A battere questa pista, che porta dal microbiota al cervello, ci sono ormai moltissimi gruppi di ricerca di tutto il mondo. L’ipotesi che si sta facendo largo è che l’intestino delle persone depresse presenti un microbiota caratteristico, con una diversa combinazione di ceppi batterici. Alcuni studi hanno già iniziato a stringere il cerchio intorno a questi indiziati, ma non solo. «Si stanno già identificando alcuni batteri che possono avere un effetto protettivo contro la depressione, come il Lactobacillus rhamnosus e il Bifidobacterium longum che nell’intestino producono sostanze capaci di migliorare la produzione del neurotrasmettitore GABA nel cervello, riducendo così il rischio di depressione», aggiunge Cocchi. Sperimentazione dopo sperimentazione, questi ceppi batterici stanno finendo sempre più spesso in capsule e bustine, guadagnandosi sul campo la promozione da semplici probiotici utili al benessere intestinale a «psicobiotici» capaci di agire sulla mente. «Alcuni sono già disponibili in farmacia come prodotti da banco», spiega l’esperto. «Possono essere affiancati alla tradizionale terapia con antidepressivi, perché non interferiscono con i farmaci, bensì agiscono in maniera fisiologica regolarizzando la funzione dei meccanismi dell’organismo. Gli effetti non sono immediati, ma con un po’ di pazienza si può apprezzare un miglioramento dei sintomi».

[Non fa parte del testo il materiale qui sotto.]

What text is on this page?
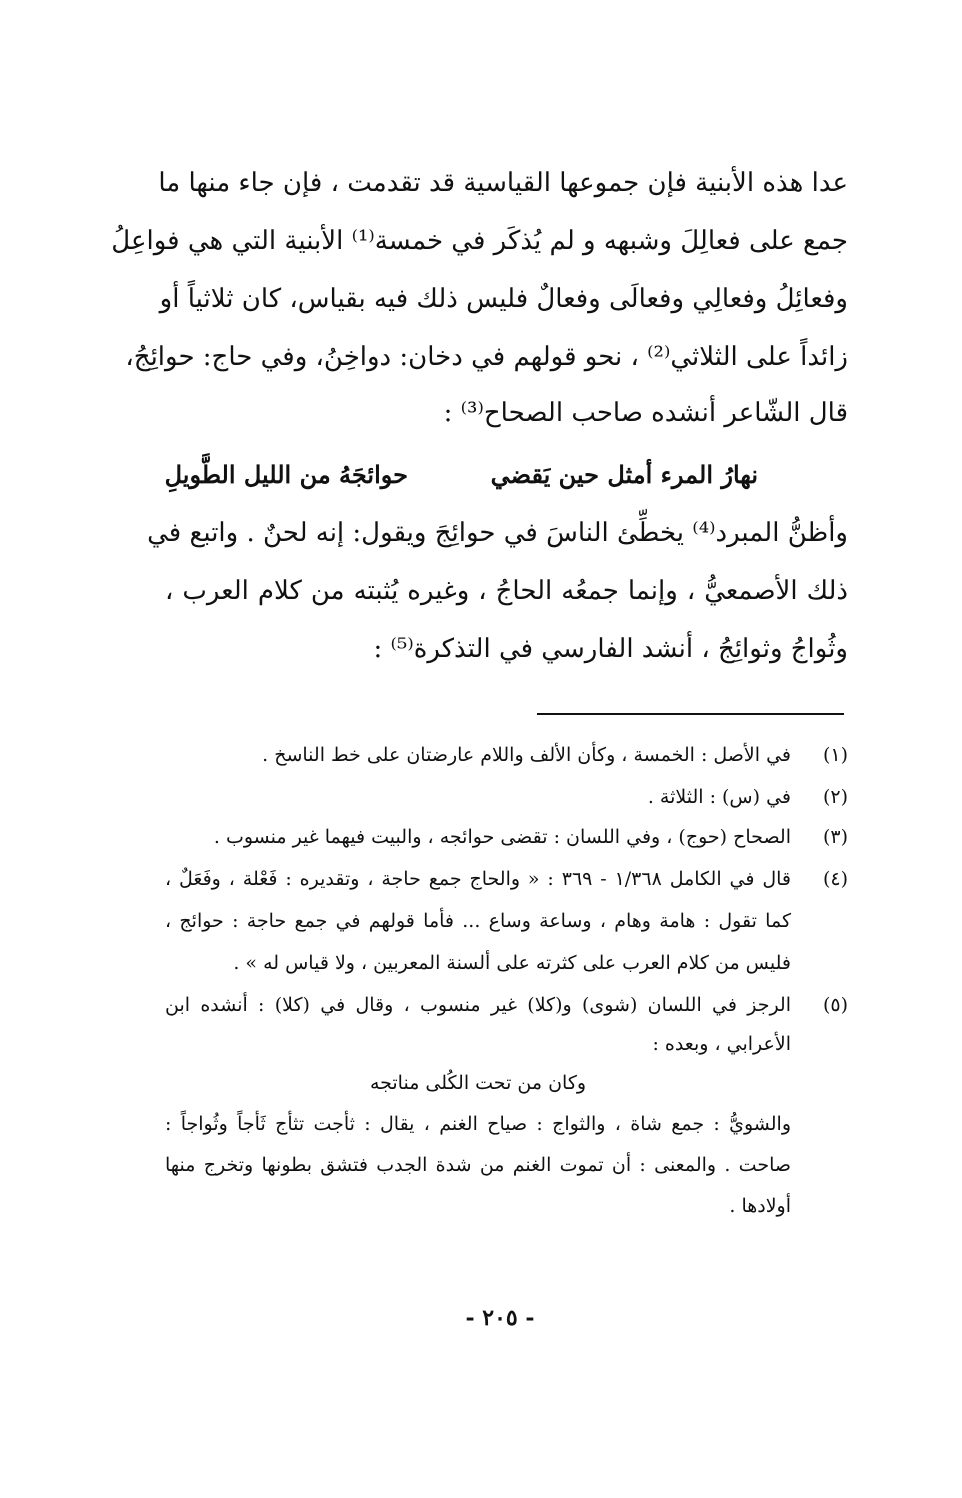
عدا هذه الأبنية فإن جموعها القياسية قد تقدمت ، فإن جاء منها ما
جمع على فعالِلَ وشبهه و لم يُذكَر في خمسة⁽¹⁾ الأبنية التي هي فواعِلُ
وفعائِلُ وفعالِي وفعالَى وفعالٌ فليس ذلك فيه بقياس، كان ثلاثياً أو
زائداً على الثلاثي⁽²⁾ ، نحو قولهم في دخان: دواخِنُ، وفي حاج: حوائِجُ،
قال الشّاعر أنشده صاحب الصحاح⁽³⁾ :
نهارُ المرء أمثل حين يَقضي
حوائجَهُ من الليل الطَّويلِ
وأظنُّ المبرد⁽⁴⁾ يخطِّئ الناسَ في حوائِجَ ويقول: إنه لحنٌ . واتبع في
ذلك الأصمعيُّ ، وإنما جمعُه الحاجُ ، وغيره يُثبته من كلام العرب ،
وثُواجُ وثوائِجُ ، أنشد الفارسي في التذكرة⁽⁵⁾ :
(١)
في الأصل : الخمسة ، وكأن الألف واللام عارضتان على خط الناسخ .
(٢)
في (س) : الثلاثة .
(٣)
الصحاح (حوج) ، وفي اللسان : تقضى حوائجه ، والبيت فيهما غير منسوب .
(٤)
قال في الكامل ١/٣٦٨ - ٣٦٩ : « والحاج جمع حاجة ، وتقديره : فَعْلة ، وفَعَلٌ ،
كما تقول : هامة وهام ، وساعة وساع ... فأما قولهم في جمع حاجة : حوائج ،
فليس من كلام العرب على كثرته على ألسنة المعربين ، ولا قياس له » .
(٥)
الرجز في اللسان (شوى) و(كلا) غير منسوب ، وقال في (كلا) : أنشده ابن
الأعرابي ، وبعده :
وكان من تحت الكُلى مناتجه
والشويُّ : جمع شاة ، والثواج : صياح الغنم ، يقال : ثأجت تثأج ثَأجاً وثُواجاً :
صاحت . والمعنى : أن تموت الغنم من شدة الجدب فتشق بطونها وتخرج منها
أولادها .
- ٢٠٥ -
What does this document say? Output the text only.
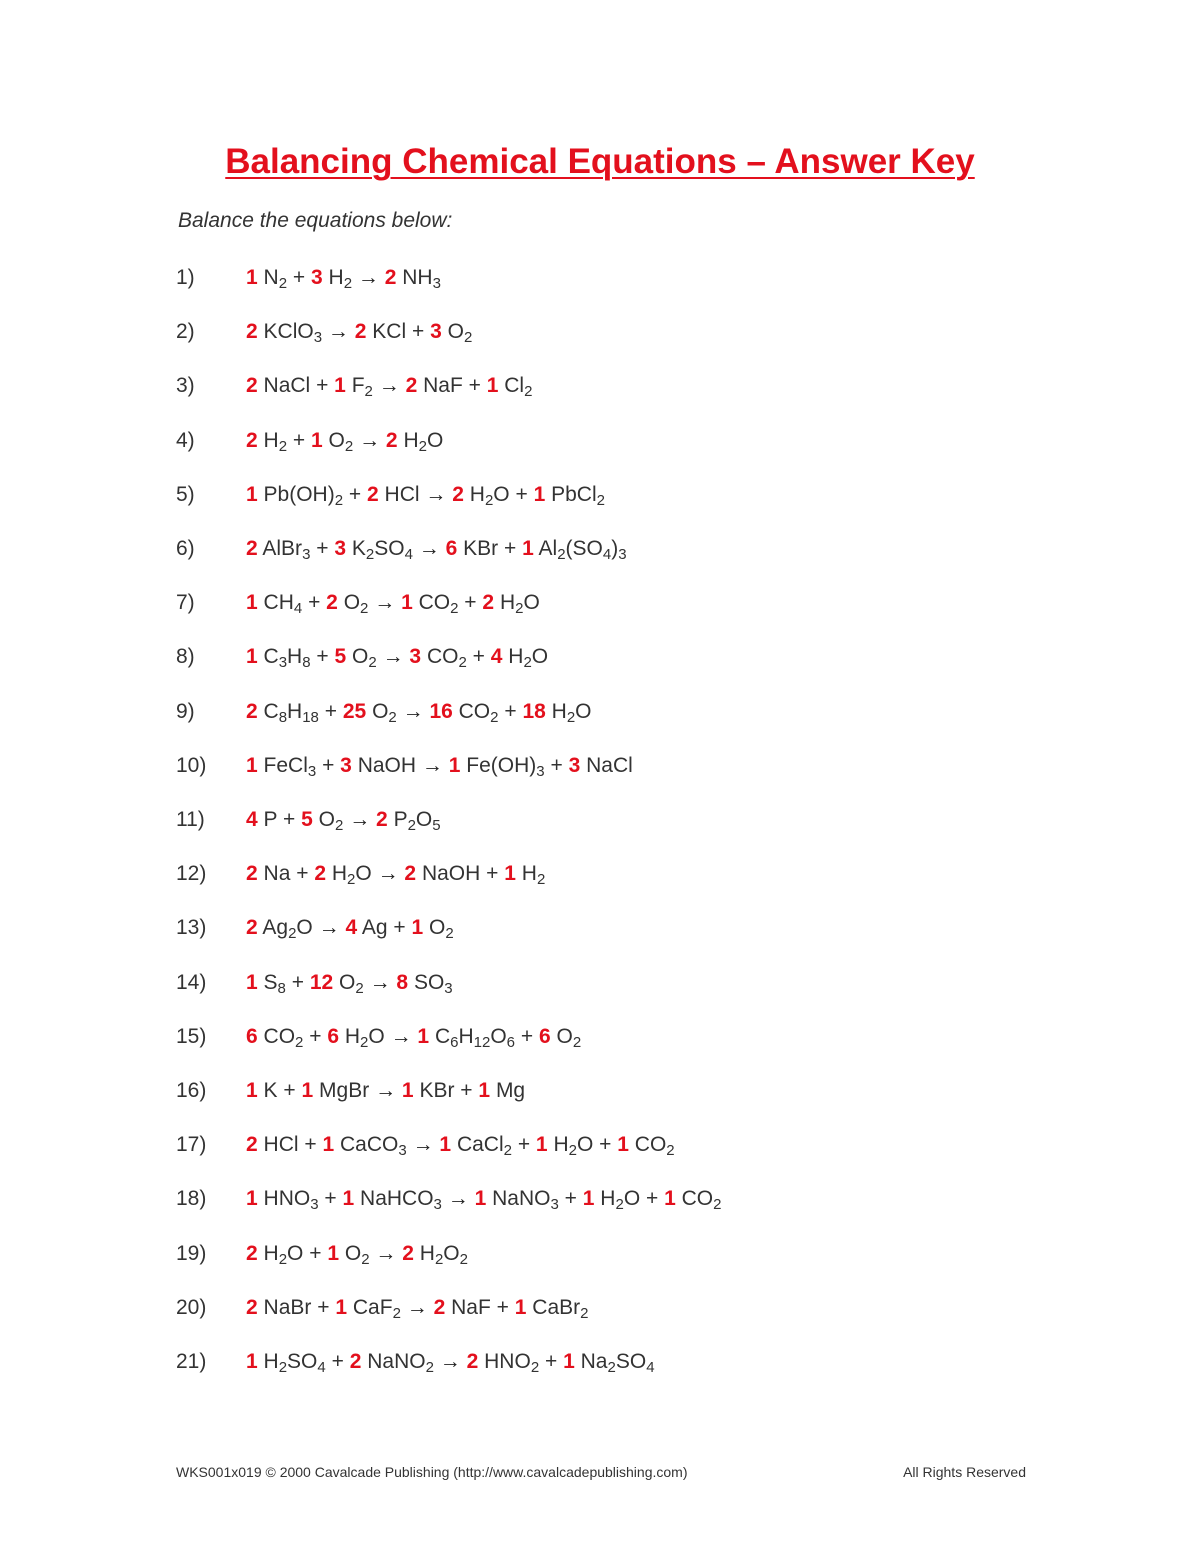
Balancing Chemical Equations – Answer Key

Balance the equations below:

1) 1 $N_2 + 3$ $H_2 \to 2$ $NH_3$
2) 2 KClO$_3$ → 2 KCl + 3 $O_2$
3) 2 NaCl + 1 $F_2 \to 2$ NaF + 1 $Cl_2$
4) 2 $H_2 + 1$ $O_2 \to 2$ $H_2O$
5) 1 $Pb(OH)_2 + 2$ HCl → 2 $H_2O + 1$ PbCl$_2$
6) 2 AlBr$_3$ + 3 $K_2SO_4 \to 6$ KBr + 1 $Al_2(SO_4)_3$
7) 1 $CH_4 + 2$ $O_2 \to 1$ $CO_2 + 2$ $H_2O$
8) 1 $C_3H_8 + 5$ $O_2 \to 3$ $CO_2 + 4$ $H_2O$
9) 2 $C_8H_{18} + 25$ $O_2 \to 16$ $CO_2 + 18$ $H_2O$
10) 1 FeCl$_3$ + 3 NaOH → 1 $Fe(OH)_3 + 3$ NaCl
11) 4 P + 5 $O_2 \to 2$ $P_2O_5$
12) 2 Na + 2 $H_2O \to 2$ NaOH + 1 $H_2$
13) 2 $Ag_2O \to 4$ Ag + 1 $O_2$
14) 1 $S_8 + 12$ $O_2 \to 8$ $SO_3$
15) 6 $CO_2 + 6$ $H_2O \to 1$ $C_6H_{12}O_6 + 6$ $O_2$
16) 1 K + 1 MgBr → 1 KBr + 1 Mg
17) 2 HCl + 1 CaCO$_3$ → 1 CaCl$_2$ + 1 $H_2O + 1$ $CO_2$
18) 1 $HNO_3 + 1$ NaHCO$_3$ → 1 NaNO$_3$ + 1 $H_2O + 1$ $CO_2$
19) 2 $H_2O + 1$ $O_2 \to 2$ $H_2O_2$
20) 2 NaBr + 1 CaF$_2$ → 2 NaF + 1 CaBr$_2$
21) 1 $H_2SO_4 + 2$ NaNO$_2$ → 2 $HNO_2 + 1$ $Na_2SO_4$
WKS001x019 © 2000 Cavalcade Publishing (http://www.cavalcadepublishing.com)	All Rights Reserved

Nuovi test molecolari per la diagnosi corretta

L’utilità del microbiota, però, non si esaurisce qui: è possibile che in un futuro non troppo lontano l’analisi dei batteri intestinali possa aiutare a inquadrare meglio la condizione clinica del paziente, per mettere a punto strategie terapeutiche sempre più personalizzate. Un importante passo avanti, se consideriamo che oggi la diagnosi di depressione si basa ancora sui sintomi riferiti dal malato e sull’uso di questionari: i margini di errore restano alti e rischiano di portare alla prescrizione di terapie sbagliate. La svolta potrebbe arrivare grazie a nuovi esami del sangue capaci di riconoscere in modo inequivocabile l’impronta molecolare della depressione. Uno è già stato messo a punto dal gruppo di ricerca di Massimo Cocchi, che ha sviluppato un test capace di diagnosticare la depressione distinguendola dal disturbo bipolare. «Nelle fasi iniziali queste due malattie possono causare sintomi molto simili e facilmente confondibili, ma nella realtà sono determinate da meccanismi completamente diversi che richiedono terapie differenti: l’errata prescrizione di un farmaco non è solo inefficace, ma può comportare gravi rischi per la salute del paziente», sottolinea Cocchi. Per evitare questa confusione, i ricercatori hanno scoperto che basta analizzare gli acidi grassi che compongono la membrana cellulare delle piastrine del sangue: questi sono gli stessi presenti anche nei neuroni del cervello, nei quali determinano la capacità di captare l’ormone del buonumore, la serotonina. Altri test molecolari per la diagnosi della depressione potrebbero arrivare nel giro di cinque anni, come previsto sulla rivista Expert Reviews of Proteomics da due ricercatori italiani dell’Università dell’Illinois, Dario Aspesi e Graziano Pinna. Anche la loro équipe sta mettendo a punto un esame del sangue che va alla ricerca di almeno venti molecole, la cui concentrazione è determinante per capire chi soffre di depressione o chi è incline al disturbo da stress post traumatico. Il test indicherà anche i pazienti che possono beneficiare di certi farmaci piuttosto che di altri, aiutando a personalizzare le terapie.